Much of what we do at HaystackID certainly involves eDiscovery, which is the information-gathering and information-sharing component of litigation. But perhaps more accurately, I would say that we at HaystackID specialize in e-evidence and electronic forensics. Our day-to-day work involves forensic preservation, collection, extraction, searching, and review of electronic data in litigation as well as in other contexts like data breaches and other cyber investigations, internal employment investigations, and regulatory proceedings. The approach we take in terms of chain of custody, application of sound principles of forensic analysis, etc., is the same whether in eDiscovery or some other context, but the use cases for our work can really take a lot of different forms. An often unheralded part of what we do is on the prevention side of the equation.
While we’re often known for the data sifting work we do, a big part of what we do is to help our clients reduce the costs and risks they might face before they get to litigation or to the point where they have to conduct discovery or some sort of investigation. Since we know where the pain points and potentially expensive hazards are down the road, we’re in a good position to help our clients put into place proactive and preventative Information Governance (IG), privacy and security, and data hygiene plans so that they can mitigate some of those risks before they appear.
What technology do you use to select valuable information from vast amounts of data?

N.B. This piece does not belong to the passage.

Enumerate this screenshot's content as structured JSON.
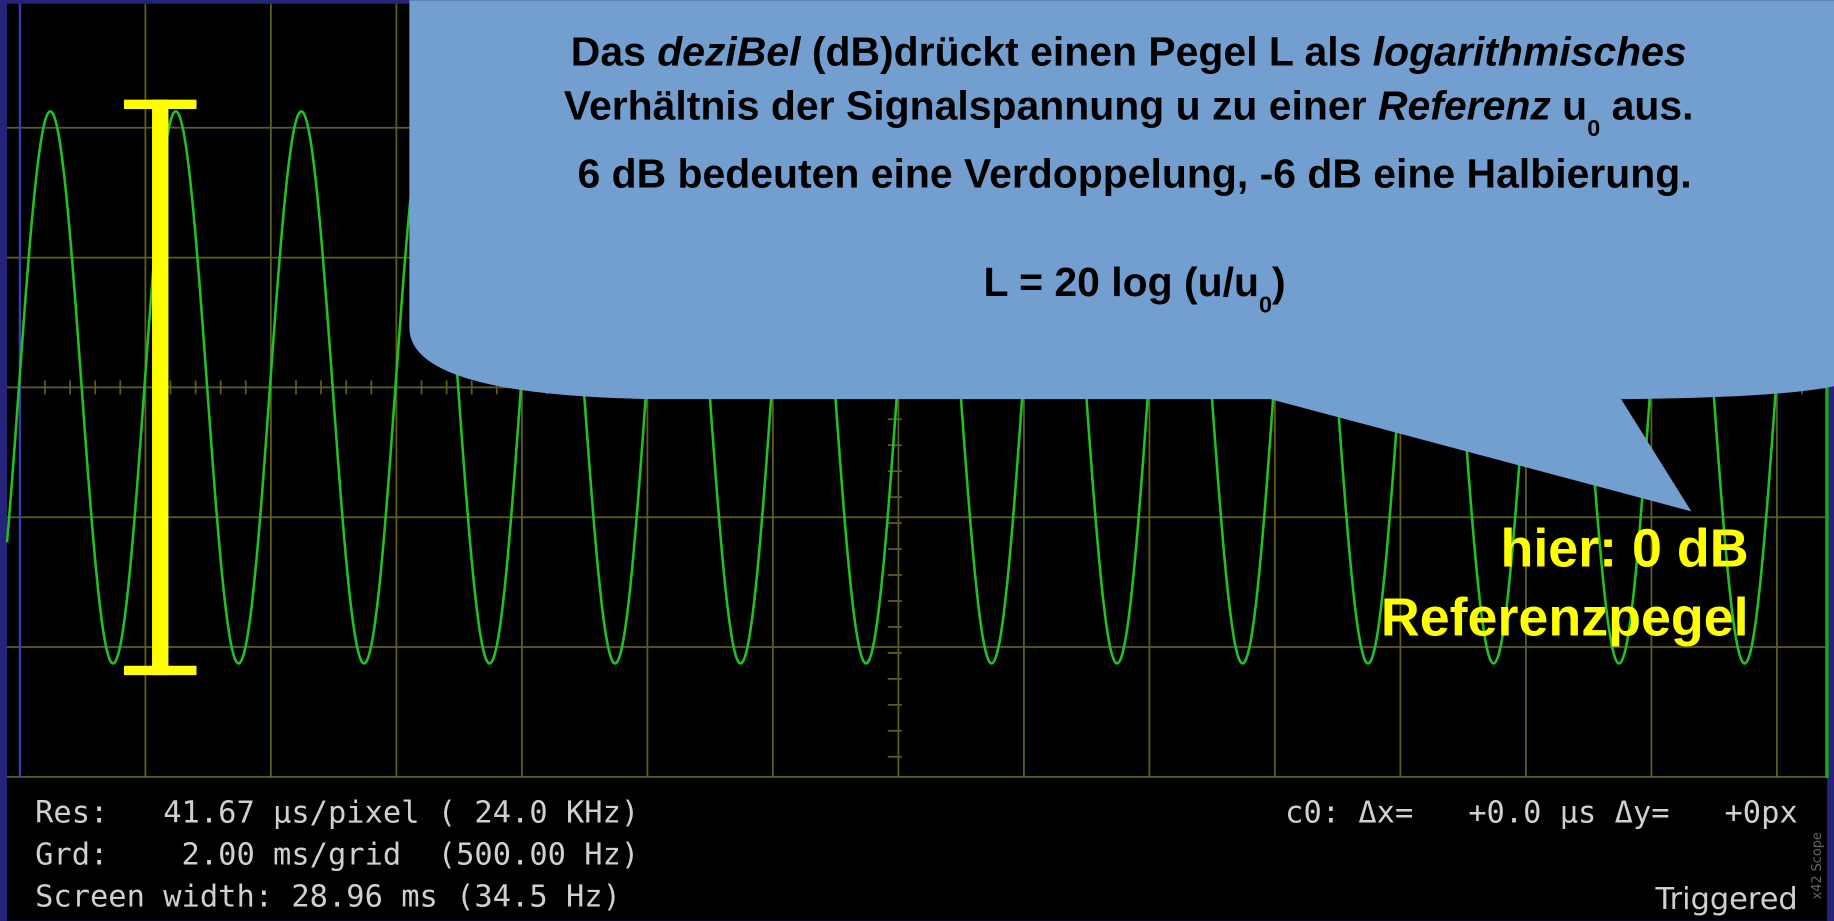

It’s not uncommon for HaystackID to be asked to collect, process, analyze, and review terabytes of data as quickly as possible. Our forensic collection tools include Cellebrite, XRY, and EnCase. We also use a combination of tools, depending on need, to sift through the collected data to find those relatively few files that our clients really need. Tools like Nuix, Reveal (Brainspace), and Relativity, among others, help us with analysis and review. If it makes sense based on data volume and the nature of the case, we may apply artificial intelligence, machine learning, and analytics tools to help sift through the data. But those are just the tools in our toolbox. The real value comes from the incredibly smart and talented folks on our team who know how to use those tools.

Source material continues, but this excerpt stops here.